Sin embargo, pese a todas las disputas, el Presidente norteamericano, desde su llegada al Gobierno, no ha podido corregir ese déficit comercial. Incluso, si vemos los registros que muestra en estos momentos el indicador, podemos observar cómo está; pese a reducirse en 2019, no ha dejado de crecer, incluso alcanzando picos que lo situaron en niveles de 2009. En otras palabras, lo que a priori representaba un problema a corregir, pese a los esfuerzos, solo tuvo un efecto negativo en la balanza comercial, postergando así la situación de inicio.

El asunto puso a Donald Trump bastante nervioso, ya que el organismo supervisor, la Organización Mundial del Comercio (WTO, por sus siglas en inglés) siempre fallaba a favor de China, considerando que las acusaciones de Estados Unidos no tenían el fundamento deseado por el magnate, una situación que llevó a Donald Trump a amenazar al organismo, ya no solo con la imposición de aranceles para la compensación de los efectos negativos, sino a abandonar, incluso, a dicha organización, así como el futuro, y posible incumplimiento de las normas que rigen, hasta ahora, los mercados internacionales.

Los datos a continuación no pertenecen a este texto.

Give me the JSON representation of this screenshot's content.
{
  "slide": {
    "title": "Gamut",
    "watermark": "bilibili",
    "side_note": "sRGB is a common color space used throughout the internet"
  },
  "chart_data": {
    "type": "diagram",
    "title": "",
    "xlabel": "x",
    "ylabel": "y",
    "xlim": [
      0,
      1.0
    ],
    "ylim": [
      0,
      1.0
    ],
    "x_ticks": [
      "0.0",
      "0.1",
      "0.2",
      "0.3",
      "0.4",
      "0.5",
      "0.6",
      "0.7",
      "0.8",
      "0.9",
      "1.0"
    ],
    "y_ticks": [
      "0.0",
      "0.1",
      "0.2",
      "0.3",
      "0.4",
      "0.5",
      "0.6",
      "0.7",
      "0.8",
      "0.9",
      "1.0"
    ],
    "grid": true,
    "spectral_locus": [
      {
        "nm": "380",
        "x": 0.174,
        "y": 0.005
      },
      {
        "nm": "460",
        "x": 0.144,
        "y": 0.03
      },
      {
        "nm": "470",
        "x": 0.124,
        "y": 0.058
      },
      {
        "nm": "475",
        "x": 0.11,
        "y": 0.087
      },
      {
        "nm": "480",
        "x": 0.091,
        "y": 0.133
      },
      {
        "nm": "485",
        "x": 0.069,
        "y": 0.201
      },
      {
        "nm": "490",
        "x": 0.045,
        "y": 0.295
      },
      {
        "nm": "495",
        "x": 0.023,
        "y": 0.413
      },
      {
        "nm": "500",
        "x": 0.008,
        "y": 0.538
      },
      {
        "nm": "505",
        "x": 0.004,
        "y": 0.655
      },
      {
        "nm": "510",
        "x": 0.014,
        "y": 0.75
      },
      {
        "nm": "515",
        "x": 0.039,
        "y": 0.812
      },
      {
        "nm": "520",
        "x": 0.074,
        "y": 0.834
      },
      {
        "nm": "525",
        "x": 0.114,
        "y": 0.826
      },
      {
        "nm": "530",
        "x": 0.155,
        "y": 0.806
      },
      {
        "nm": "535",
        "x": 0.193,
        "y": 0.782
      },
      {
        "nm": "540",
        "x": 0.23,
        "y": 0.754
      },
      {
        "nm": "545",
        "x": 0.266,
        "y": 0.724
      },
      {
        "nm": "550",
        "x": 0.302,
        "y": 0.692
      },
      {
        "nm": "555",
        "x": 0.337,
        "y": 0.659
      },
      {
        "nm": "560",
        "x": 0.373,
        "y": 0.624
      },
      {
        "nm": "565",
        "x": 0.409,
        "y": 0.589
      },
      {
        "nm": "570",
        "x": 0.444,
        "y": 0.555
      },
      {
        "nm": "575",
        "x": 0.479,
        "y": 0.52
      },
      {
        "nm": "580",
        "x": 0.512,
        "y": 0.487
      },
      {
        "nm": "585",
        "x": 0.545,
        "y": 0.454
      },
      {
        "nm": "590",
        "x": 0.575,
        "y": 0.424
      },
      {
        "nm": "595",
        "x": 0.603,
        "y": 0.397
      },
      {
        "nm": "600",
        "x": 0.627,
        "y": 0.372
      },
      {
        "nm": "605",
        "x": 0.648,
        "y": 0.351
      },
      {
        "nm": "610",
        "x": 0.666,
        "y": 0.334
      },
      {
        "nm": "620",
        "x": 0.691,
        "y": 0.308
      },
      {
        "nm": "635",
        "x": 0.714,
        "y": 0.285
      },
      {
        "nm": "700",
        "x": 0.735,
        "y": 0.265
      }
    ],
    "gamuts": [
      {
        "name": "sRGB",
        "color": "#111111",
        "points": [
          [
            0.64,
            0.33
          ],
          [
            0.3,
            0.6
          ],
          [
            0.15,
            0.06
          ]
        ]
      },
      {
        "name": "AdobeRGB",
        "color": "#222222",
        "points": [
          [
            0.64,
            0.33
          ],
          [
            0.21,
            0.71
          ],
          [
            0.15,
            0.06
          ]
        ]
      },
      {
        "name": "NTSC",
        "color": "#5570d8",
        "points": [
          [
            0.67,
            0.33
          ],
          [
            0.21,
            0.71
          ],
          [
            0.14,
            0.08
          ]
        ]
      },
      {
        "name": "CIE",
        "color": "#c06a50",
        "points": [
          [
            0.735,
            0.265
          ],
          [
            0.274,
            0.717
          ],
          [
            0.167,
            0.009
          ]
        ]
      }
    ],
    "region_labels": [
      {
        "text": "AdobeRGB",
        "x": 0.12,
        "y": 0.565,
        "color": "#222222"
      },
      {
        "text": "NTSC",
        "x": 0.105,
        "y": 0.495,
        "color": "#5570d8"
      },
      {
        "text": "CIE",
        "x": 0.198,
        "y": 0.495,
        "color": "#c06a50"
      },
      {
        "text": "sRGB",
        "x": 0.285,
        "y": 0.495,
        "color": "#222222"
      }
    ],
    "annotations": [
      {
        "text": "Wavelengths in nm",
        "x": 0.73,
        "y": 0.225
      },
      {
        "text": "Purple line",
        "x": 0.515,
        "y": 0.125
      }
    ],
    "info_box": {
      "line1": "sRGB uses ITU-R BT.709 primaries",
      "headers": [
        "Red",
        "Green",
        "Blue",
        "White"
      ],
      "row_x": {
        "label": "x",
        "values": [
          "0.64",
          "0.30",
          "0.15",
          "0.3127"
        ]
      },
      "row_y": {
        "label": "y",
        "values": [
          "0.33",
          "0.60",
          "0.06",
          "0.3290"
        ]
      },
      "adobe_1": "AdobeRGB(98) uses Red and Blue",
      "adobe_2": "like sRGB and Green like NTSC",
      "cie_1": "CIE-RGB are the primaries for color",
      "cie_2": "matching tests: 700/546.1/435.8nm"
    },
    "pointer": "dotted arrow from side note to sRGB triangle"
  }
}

Esta situación ya comenzó a preocupar a la Organización Mundial de Comercio, pues así lo reflejaron incluso sus indicadores. De acuerdo con el observatorio de comercio de dicho organismo, las previsiones comenzaron a lastrarse, teniendo que reajustarse a la baja ante las políticas aplicadas por Trump. En un ansia desmedida por recuperar el control de la situación, el mandatario norteamericano declaró su guerra a China, imponiendo aranceles a una gran cuantía de bienes de procedencia asiática. A su vez, canceló todos los tratados de libre comercio con sus socios del sur y norte con los que colinda el país, forzándoles a la celebración de nuevos tratados que corrigiesen la supuesta descompensación.

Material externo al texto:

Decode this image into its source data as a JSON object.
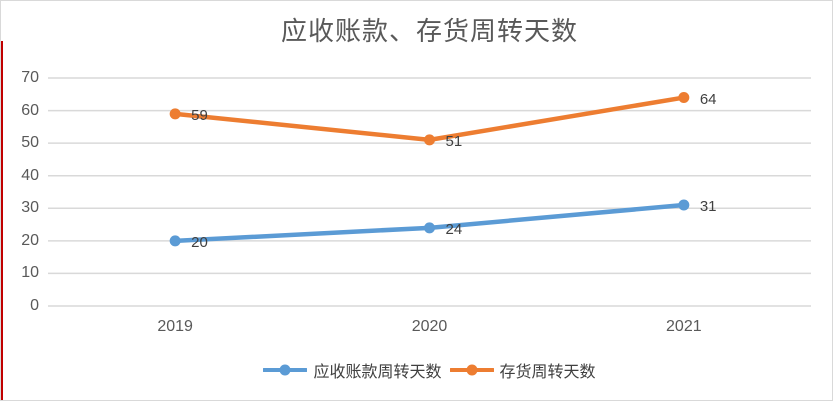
{
  "chart_data": {
    "type": "line",
    "title": "应收账款、存货周转天数",
    "categories": [
      "2019",
      "2020",
      "2021"
    ],
    "series": [
      {
        "name": "应收账款周转天数",
        "values": [
          20,
          24,
          31
        ],
        "color": "#5B9BD5"
      },
      {
        "name": "存货周转天数",
        "values": [
          59,
          51,
          64
        ],
        "color": "#ED7D31"
      }
    ],
    "ylim": [
      0,
      70
    ],
    "yticks": [
      0,
      10,
      20,
      30,
      40,
      50,
      60,
      70
    ],
    "xlabel": "",
    "ylabel": "",
    "grid": true,
    "data_labels": true,
    "legend_position": "bottom"
  },
  "colors": {
    "gridline": "#D9D9D9",
    "axis_text": "#595959",
    "title_text": "#595959",
    "data_label_text": "#404040",
    "legend_text": "#404040",
    "border": "#D9D9D9",
    "left_edge_accent": "#C00000",
    "background": "#FFFFFF"
  }
}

Así, el proteccionismo se adueñó de los mercados. Automáticamente, la anomalía que experimentó el mercado global comenzó a provocar esa fuerte ralentización en el intercambio de bienes entre los distintos países que integran las diversas rutas comerciales. Las tensiones sobre las que operaba el mercado provocaron una fuerte caída en la demanda externa para muchos países, provocando una intensificación en la desaceleración económica que se avistaba en el horizonte, tras una madurez en el ciclo expansivo que vivía la economía en el mundo. El deterioro de la balanza de riesgos comenzó a hacerse cada vez más presente, provocando grandes focos de incertidumbre que teñían de rojo la economía.

La situación, pese a disiparse en los últimos meses, se ha convertido en la nueva normalidad de los mercados. Incluso en el Foro de Davos , las principales reuniones que ha tenido el mandatario norteamericano para abordar aspectos comerciales se han saldado de la misma forma que con China y con el resto de socios comerciales. Desde Francia hasta la propia unión comunitaria en la que se integra dicho país, han sido testigos de las amenazas arancelarias de Donald Trump, al que no le tiembla el pulso a la hora de aplicar aranceles para que los países, ante el miedo generado, retrocedan en sus políticas comerciales las cuales podrían afectar a la economía norteamericana.

Y es que, como digo, se ha convertido en la nueva herramienta. Desde la negociación con sus socios comerciales, así como para responder a los efectos de una posible aplicación de impuestos a las compañías digitales norteamericanas, los aranceles se han convertido en esa barrera de contención a la que todos temen. Una barrera que está surtiendo bastante efecto en sus socios, pues ya hemos visto cómo Francia contenía su tasa Google ante la posible aplicación de nuevos aranceles. Un proteccionismo violento, pero que, como podemos observar, le está llevando a Trump a obtener ventajas en sus nuevos acuerdos comerciales, dándole, por ende, la victoria en su deseada batalla.